Kobani bahanesiyle ortalığı savaş alanına çeviren PKK yandaşlarının fakirlere kurban eti dağıtan biri lise öğrencisi 4 genci linç ederek öldürmesi olayıyla ilgili tanık ifadeleri terör örgütünün barbarlığını gözler önüne serdi. PKK'lılar tarafından, önce bıçaklanan, sonra boğazı kesilmeye çalışılan ve 3. kattan atıldıktan sonra üstünden araba ile geçilerek katledilen lise öğrencisi Yasin Börü'nün notlarında ise 'merhamet' vardı.
GÖRGÜ TANIKLARI ANLATIYOR
Kurban Bayramın 4. günü kurban eti dağıtan Yasin Börü (16), Hüseyin Dakak (19), Hasan Gökgöz (26) ve Riyad Güneş'in (28) öldürülmesinin yankıları sürerken maktullerin yakınları, yaralılar ile görgü tanıklarının ifadelerine STAR ulaştı. İfadelere göre PKK'lılar önce dernek, ev ve arabaları taşladılar, ateşe verdiler. Daha sonra silahlarla belirledikleri kişi ve hedeflere saldırıldı.

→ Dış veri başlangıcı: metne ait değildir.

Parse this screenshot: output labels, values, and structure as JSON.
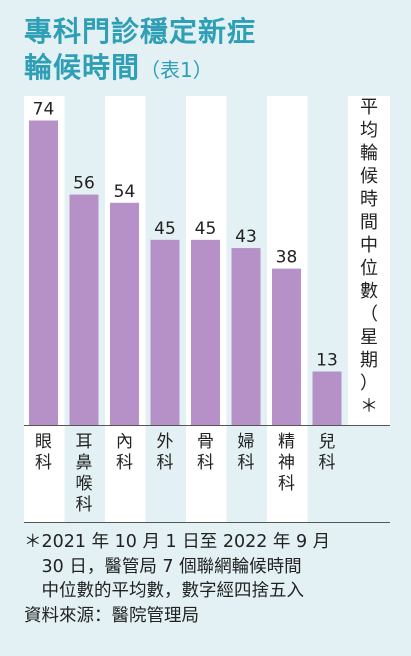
{
  "title": {
    "line1": "專科門診穩定新症",
    "line2": "輪候時間",
    "tag": "（表1）"
  },
  "chart_data": {
    "type": "bar",
    "categories": [
      "眼科",
      "耳鼻喉科",
      "內科",
      "外科",
      "骨科",
      "婦科",
      "精神科",
      "兒科"
    ],
    "values": [
      74,
      56,
      54,
      45,
      45,
      43,
      38,
      13
    ],
    "ylabel": "平均輪候時間中位數（星期）＊",
    "ylim": [
      0,
      90
    ],
    "grid": false,
    "bar_color": "#b591c8",
    "column_bg": "#ffffff"
  },
  "footnote": "＊2021 年 10 月 1 日至 2022 年 9 月\n　30 日，醫管局 7 個聯網輪候時間\n　中位數的平均數，數字經四捨五入",
  "source": "資料來源：醫院管理局"
}
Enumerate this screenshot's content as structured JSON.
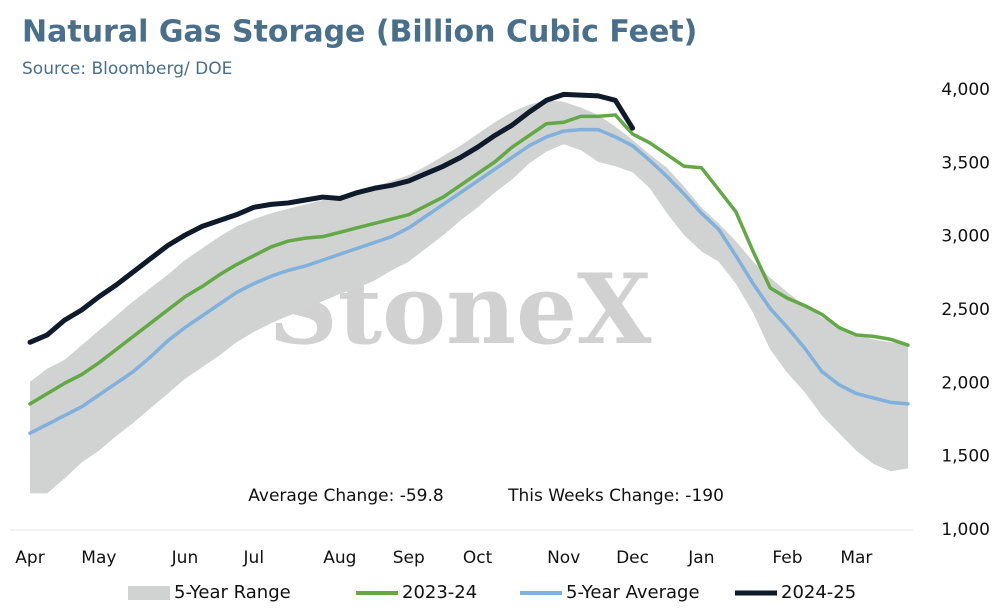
{
  "chart_data": {
    "type": "line",
    "title": "Natural Gas Storage (Billion Cubic Feet)",
    "subtitle": "Source: Bloomberg/ DOE",
    "watermark": "StoneX",
    "annotations": [
      "Average Change: -59.8",
      "This Weeks Change: -190"
    ],
    "x": [
      0,
      1,
      2,
      3,
      4,
      5,
      6,
      7,
      8,
      9,
      10,
      11,
      12,
      13,
      14,
      15,
      16,
      17,
      18,
      19,
      20,
      21,
      22,
      23,
      24,
      25,
      26,
      27,
      28,
      29,
      30,
      31,
      32,
      33,
      34,
      35,
      36,
      37,
      38,
      39,
      40,
      41,
      42,
      43,
      44,
      45,
      46,
      47,
      48,
      49,
      50,
      51
    ],
    "xlim": [
      0,
      51
    ],
    "xticks": [
      {
        "value": 0,
        "label": "Apr"
      },
      {
        "value": 4,
        "label": "May"
      },
      {
        "value": 9,
        "label": "Jun"
      },
      {
        "value": 13,
        "label": "Jul"
      },
      {
        "value": 18,
        "label": "Aug"
      },
      {
        "value": 22,
        "label": "Sep"
      },
      {
        "value": 26,
        "label": "Oct"
      },
      {
        "value": 31,
        "label": "Nov"
      },
      {
        "value": 35,
        "label": "Dec"
      },
      {
        "value": 39,
        "label": "Jan"
      },
      {
        "value": 44,
        "label": "Feb"
      },
      {
        "value": 48,
        "label": "Mar"
      }
    ],
    "ylim": [
      1000,
      4000
    ],
    "yticks": [
      {
        "value": 1000,
        "label": "1,000"
      },
      {
        "value": 1500,
        "label": "1,500"
      },
      {
        "value": 2000,
        "label": "2,000"
      },
      {
        "value": 2500,
        "label": "2,500"
      },
      {
        "value": 3000,
        "label": "3,000"
      },
      {
        "value": 3500,
        "label": "3,500"
      },
      {
        "value": 4000,
        "label": "4,000"
      }
    ],
    "grid": false,
    "legend": "bottom",
    "series": [
      {
        "name": "5-Year Range",
        "kind": "range",
        "color": "#d1d3d3",
        "values": [
          2010,
          2100,
          2160,
          2260,
          2360,
          2460,
          2560,
          2650,
          2740,
          2840,
          2920,
          3000,
          3070,
          3120,
          3160,
          3190,
          3220,
          3250,
          3280,
          3310,
          3340,
          3380,
          3420,
          3480,
          3550,
          3620,
          3700,
          3780,
          3850,
          3900,
          3930,
          3920,
          3880,
          3830,
          3750,
          3660,
          3560,
          3470,
          3340,
          3200,
          3090,
          2970,
          2830,
          2720,
          2620,
          2530,
          2450,
          2380,
          2330,
          2300,
          2280,
          2270
        ],
        "lower": [
          1250,
          1250,
          1350,
          1460,
          1540,
          1640,
          1730,
          1830,
          1930,
          2030,
          2110,
          2190,
          2280,
          2350,
          2410,
          2460,
          2510,
          2560,
          2610,
          2650,
          2700,
          2770,
          2830,
          2920,
          3010,
          3110,
          3200,
          3300,
          3390,
          3500,
          3580,
          3630,
          3590,
          3510,
          3480,
          3440,
          3330,
          3160,
          3010,
          2900,
          2830,
          2680,
          2480,
          2230,
          2070,
          1940,
          1780,
          1660,
          1540,
          1450,
          1400,
          1420
        ]
      },
      {
        "name": "2023-24",
        "color": "#62a844",
        "values": [
          1860,
          1930,
          2000,
          2060,
          2140,
          2230,
          2320,
          2410,
          2500,
          2590,
          2660,
          2740,
          2810,
          2870,
          2930,
          2970,
          2990,
          3000,
          3030,
          3060,
          3090,
          3120,
          3150,
          3210,
          3270,
          3350,
          3430,
          3510,
          3610,
          3690,
          3770,
          3780,
          3820,
          3820,
          3830,
          3700,
          3640,
          3560,
          3480,
          3470,
          3320,
          3170,
          2900,
          2650,
          2580,
          2530,
          2470,
          2380,
          2330,
          2320,
          2300,
          2260
        ]
      },
      {
        "name": "5-Year Average",
        "color": "#7fb1dc",
        "values": [
          1660,
          1720,
          1780,
          1840,
          1920,
          2000,
          2080,
          2180,
          2290,
          2380,
          2460,
          2540,
          2620,
          2680,
          2730,
          2770,
          2800,
          2840,
          2880,
          2920,
          2960,
          3000,
          3060,
          3140,
          3220,
          3300,
          3380,
          3460,
          3540,
          3620,
          3680,
          3720,
          3730,
          3730,
          3680,
          3620,
          3520,
          3410,
          3290,
          3160,
          3050,
          2870,
          2680,
          2510,
          2380,
          2240,
          2080,
          1990,
          1930,
          1900,
          1870,
          1860
        ]
      },
      {
        "name": "2024-25",
        "color": "#0f1a2a",
        "values": [
          2280,
          2330,
          2430,
          2500,
          2590,
          2670,
          2760,
          2850,
          2940,
          3010,
          3070,
          3110,
          3150,
          3200,
          3220,
          3230,
          3250,
          3270,
          3260,
          3300,
          3330,
          3350,
          3380,
          3430,
          3480,
          3540,
          3610,
          3690,
          3760,
          3850,
          3930,
          3970,
          3965,
          3960,
          3930,
          3740,
          null,
          null,
          null,
          null,
          null,
          null,
          null,
          null,
          null,
          null,
          null,
          null,
          null,
          null,
          null,
          null
        ]
      }
    ]
  }
}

ÜZERİNDEN ARABAYLA O GEÇTİ
Görgü tanığı ifadelerine göre Yasin ile 3 arkadaşının linç edildiği akşam, Yasin'in üzerinden arabayla geçen kişi, yan apartmanda oturan evli ve iki çocuklu bir kadın. Görgü tanığı, Bağlar'da oturan bu kadının, linç sırasında arabasına iki kişi alarak Yasin'i ezdiğini söyledi. Gençlerin sığındığı apartman ile yan apartmanda oturan 8 kişinin linci gerçekleştirdiğini belirten görgü tanığı, linçten bir gün sonra bu kişilerin apar topar taşındıklarını söyledi.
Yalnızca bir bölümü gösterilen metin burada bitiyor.